In what ways did his sufferings considerably shape his piety? Bunyan’s piety was shaped by at least four circumstances;

  1. By his own inner tortured soul to know with certainty he was a secured believer,
  2. By the times of religious and political persecution in which he lived,
  3. By the times he spend in the Bedford “gaol,”
  4. By the times he was separated from his family, especially in the formative years of the lives of his young children.

All of these with other external issues of his time served to create an internal character that drove him to an ultimate dependence on his God, hence our title.

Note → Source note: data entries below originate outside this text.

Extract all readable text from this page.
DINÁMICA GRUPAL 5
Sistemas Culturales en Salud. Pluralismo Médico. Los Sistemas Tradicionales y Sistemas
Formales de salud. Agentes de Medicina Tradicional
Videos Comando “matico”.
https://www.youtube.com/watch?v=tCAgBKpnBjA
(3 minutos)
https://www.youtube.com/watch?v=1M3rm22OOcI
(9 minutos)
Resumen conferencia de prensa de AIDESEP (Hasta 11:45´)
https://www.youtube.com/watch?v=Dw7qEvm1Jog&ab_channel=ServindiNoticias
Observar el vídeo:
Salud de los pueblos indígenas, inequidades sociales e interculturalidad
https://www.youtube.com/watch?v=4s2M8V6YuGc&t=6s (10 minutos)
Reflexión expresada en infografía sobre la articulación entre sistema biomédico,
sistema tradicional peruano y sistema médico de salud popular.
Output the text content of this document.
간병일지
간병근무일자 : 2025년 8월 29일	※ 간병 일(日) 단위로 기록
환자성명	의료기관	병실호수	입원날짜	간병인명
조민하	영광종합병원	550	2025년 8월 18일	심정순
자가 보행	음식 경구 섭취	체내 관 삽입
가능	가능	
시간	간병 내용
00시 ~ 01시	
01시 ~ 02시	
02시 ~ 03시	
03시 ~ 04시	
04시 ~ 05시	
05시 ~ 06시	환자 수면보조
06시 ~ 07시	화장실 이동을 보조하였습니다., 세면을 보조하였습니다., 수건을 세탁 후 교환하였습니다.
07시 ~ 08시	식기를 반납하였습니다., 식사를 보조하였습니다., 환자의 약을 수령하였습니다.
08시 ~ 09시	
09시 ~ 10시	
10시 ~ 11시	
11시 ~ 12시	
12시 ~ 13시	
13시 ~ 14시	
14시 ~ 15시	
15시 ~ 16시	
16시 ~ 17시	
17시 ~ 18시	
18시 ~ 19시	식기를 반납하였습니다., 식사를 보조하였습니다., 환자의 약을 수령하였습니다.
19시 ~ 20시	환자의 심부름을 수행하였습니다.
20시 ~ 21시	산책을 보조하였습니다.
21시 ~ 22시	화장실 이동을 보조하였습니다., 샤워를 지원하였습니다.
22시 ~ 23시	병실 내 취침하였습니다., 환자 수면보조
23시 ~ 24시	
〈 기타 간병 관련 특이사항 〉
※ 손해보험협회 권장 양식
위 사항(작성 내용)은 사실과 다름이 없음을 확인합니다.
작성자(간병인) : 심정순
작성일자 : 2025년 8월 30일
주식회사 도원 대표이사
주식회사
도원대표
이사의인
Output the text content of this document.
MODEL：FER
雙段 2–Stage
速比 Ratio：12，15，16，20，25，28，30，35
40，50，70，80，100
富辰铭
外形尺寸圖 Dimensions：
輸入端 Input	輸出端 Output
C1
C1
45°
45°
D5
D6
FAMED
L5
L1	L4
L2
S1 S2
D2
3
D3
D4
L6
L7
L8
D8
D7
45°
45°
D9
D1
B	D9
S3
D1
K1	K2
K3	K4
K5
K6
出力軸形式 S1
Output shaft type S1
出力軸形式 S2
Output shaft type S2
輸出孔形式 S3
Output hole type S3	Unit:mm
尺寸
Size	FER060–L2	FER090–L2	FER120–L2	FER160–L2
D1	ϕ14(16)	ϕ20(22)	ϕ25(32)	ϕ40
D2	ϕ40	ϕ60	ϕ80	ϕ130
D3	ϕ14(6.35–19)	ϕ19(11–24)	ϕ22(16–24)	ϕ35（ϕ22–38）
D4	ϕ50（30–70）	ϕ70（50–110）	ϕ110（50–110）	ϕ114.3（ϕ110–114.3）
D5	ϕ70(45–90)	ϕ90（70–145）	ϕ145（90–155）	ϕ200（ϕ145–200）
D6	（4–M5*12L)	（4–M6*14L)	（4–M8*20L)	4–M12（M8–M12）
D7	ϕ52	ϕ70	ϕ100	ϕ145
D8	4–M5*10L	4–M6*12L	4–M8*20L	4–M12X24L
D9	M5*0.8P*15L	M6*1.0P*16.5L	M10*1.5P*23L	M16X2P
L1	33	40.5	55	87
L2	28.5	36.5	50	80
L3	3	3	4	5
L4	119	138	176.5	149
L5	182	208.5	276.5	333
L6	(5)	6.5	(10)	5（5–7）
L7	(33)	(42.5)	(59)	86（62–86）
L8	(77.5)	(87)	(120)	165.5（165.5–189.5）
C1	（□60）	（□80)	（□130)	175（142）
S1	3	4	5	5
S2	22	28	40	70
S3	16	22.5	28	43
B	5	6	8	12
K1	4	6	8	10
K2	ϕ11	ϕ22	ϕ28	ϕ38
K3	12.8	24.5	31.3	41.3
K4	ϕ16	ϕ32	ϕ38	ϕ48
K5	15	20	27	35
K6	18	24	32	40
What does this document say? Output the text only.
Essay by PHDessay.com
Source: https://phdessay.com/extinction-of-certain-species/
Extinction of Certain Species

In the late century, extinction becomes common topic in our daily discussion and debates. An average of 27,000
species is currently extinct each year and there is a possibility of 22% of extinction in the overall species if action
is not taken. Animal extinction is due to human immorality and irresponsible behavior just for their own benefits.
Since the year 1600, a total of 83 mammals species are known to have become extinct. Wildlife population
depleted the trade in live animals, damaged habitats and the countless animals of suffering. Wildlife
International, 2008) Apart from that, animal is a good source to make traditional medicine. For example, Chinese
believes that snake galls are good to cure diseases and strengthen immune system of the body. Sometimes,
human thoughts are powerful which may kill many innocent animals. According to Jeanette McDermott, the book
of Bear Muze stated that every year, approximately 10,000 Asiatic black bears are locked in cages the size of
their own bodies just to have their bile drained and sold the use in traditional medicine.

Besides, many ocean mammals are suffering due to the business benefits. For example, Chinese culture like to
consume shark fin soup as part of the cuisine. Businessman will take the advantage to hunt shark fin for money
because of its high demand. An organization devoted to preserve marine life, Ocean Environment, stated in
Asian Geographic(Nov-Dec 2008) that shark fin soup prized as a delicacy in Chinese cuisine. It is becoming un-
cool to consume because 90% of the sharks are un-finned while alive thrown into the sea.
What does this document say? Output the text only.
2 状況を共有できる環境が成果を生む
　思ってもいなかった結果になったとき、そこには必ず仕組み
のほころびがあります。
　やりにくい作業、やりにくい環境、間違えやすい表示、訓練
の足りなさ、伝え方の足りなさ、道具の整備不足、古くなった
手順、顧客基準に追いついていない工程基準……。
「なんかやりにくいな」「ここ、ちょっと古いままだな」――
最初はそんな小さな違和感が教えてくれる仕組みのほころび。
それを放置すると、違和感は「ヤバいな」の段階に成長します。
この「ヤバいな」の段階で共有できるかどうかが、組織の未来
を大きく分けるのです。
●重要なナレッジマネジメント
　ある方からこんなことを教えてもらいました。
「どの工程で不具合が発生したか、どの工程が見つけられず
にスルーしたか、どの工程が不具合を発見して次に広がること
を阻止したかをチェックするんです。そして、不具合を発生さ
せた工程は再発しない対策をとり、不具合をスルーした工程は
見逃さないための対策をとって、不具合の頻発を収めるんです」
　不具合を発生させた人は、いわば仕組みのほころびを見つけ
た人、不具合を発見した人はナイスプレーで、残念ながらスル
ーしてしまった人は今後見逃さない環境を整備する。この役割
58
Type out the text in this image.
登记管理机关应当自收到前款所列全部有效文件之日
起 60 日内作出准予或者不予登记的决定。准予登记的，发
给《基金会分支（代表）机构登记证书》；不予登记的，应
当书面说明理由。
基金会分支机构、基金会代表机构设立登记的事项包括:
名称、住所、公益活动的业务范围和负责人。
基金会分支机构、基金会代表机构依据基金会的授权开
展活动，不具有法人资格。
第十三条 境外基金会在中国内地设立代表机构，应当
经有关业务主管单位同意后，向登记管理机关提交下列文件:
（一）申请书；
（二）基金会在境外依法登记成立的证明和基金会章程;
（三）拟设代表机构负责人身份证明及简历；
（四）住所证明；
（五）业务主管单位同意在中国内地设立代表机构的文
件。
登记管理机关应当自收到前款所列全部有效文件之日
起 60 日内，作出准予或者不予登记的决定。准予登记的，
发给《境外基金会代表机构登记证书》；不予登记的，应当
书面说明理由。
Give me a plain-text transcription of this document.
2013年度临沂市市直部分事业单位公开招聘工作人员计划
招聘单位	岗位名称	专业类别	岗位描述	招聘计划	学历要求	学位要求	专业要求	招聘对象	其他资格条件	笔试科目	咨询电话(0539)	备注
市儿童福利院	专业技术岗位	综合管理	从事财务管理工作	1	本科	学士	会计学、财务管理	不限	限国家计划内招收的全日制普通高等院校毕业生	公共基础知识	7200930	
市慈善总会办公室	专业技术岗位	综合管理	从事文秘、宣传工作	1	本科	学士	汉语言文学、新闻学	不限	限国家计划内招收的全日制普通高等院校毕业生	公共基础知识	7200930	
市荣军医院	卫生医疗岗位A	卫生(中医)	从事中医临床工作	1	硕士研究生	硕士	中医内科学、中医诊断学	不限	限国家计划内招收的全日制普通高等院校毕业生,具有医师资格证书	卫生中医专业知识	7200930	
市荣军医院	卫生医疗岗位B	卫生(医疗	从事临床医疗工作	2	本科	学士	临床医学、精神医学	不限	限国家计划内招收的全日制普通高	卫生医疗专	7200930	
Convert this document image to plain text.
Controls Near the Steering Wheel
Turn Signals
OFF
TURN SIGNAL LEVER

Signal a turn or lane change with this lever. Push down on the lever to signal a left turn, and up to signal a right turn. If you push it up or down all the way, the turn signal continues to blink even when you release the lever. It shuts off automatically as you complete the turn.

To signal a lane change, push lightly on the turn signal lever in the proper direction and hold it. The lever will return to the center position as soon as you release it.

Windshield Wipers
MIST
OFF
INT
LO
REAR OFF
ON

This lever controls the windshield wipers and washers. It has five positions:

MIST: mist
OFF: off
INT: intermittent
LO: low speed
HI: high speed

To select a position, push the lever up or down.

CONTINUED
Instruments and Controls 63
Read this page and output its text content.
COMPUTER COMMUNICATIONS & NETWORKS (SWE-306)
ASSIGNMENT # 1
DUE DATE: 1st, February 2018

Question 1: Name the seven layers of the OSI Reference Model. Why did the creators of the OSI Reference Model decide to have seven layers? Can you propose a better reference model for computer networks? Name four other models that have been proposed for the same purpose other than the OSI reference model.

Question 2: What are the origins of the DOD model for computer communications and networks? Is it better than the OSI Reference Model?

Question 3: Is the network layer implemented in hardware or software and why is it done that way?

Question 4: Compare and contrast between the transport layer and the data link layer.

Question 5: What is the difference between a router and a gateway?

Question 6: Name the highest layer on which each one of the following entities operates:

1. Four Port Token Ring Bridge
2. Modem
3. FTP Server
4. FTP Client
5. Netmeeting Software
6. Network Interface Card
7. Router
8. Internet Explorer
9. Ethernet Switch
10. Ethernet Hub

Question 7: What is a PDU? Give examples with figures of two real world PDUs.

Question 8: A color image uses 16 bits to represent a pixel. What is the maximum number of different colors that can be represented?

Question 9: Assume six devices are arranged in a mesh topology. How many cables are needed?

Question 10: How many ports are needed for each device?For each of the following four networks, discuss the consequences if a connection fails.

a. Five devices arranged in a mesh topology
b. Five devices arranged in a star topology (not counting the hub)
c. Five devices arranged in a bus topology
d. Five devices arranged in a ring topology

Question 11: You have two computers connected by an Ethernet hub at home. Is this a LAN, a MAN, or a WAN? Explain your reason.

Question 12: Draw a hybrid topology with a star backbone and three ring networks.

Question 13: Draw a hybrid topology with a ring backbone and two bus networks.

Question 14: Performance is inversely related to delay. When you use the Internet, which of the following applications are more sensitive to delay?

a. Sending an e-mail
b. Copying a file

Also, what lessons can we learn from Bunyan’s sufferings?

  1. Perseverance,
  2. Faithfulness under distress,
  3. Trust and focus in Christ,
  4. Love for God’s Word,
  5. Prayerfulness,
  6. Making good out of the circumstances where we find ourselves
  1. What projects are you currently working on?

Other Projects: I presently have three projects:

First I have a similar volume coming out on Dr. John Gill that is supposed to be released either late this year or sometime in 2013.

Secondly, I am co-editor with Dr. Richard Wells of Union University, on a volume of Aristotelian Rhetoric for Homiletics. Several well-known Southern Baptist preachers and homiliticians have signed on to do chapters in this work. We hope to have it done by the end of the summer 2012.

Thirdly, I am the General Editor of a festschrift that will be dedicated to a pioneer Southern Baptist Educator. Hopefully it can come together for publication by the end of the calendar year 2012 also.

Dr. Phil Newton, my co-editor and pastor, is working on his PhD at the Southeastern Baptist Theological Seminary. He will be approaching the dissertation stage in the next year or so as he finishes his coursework there.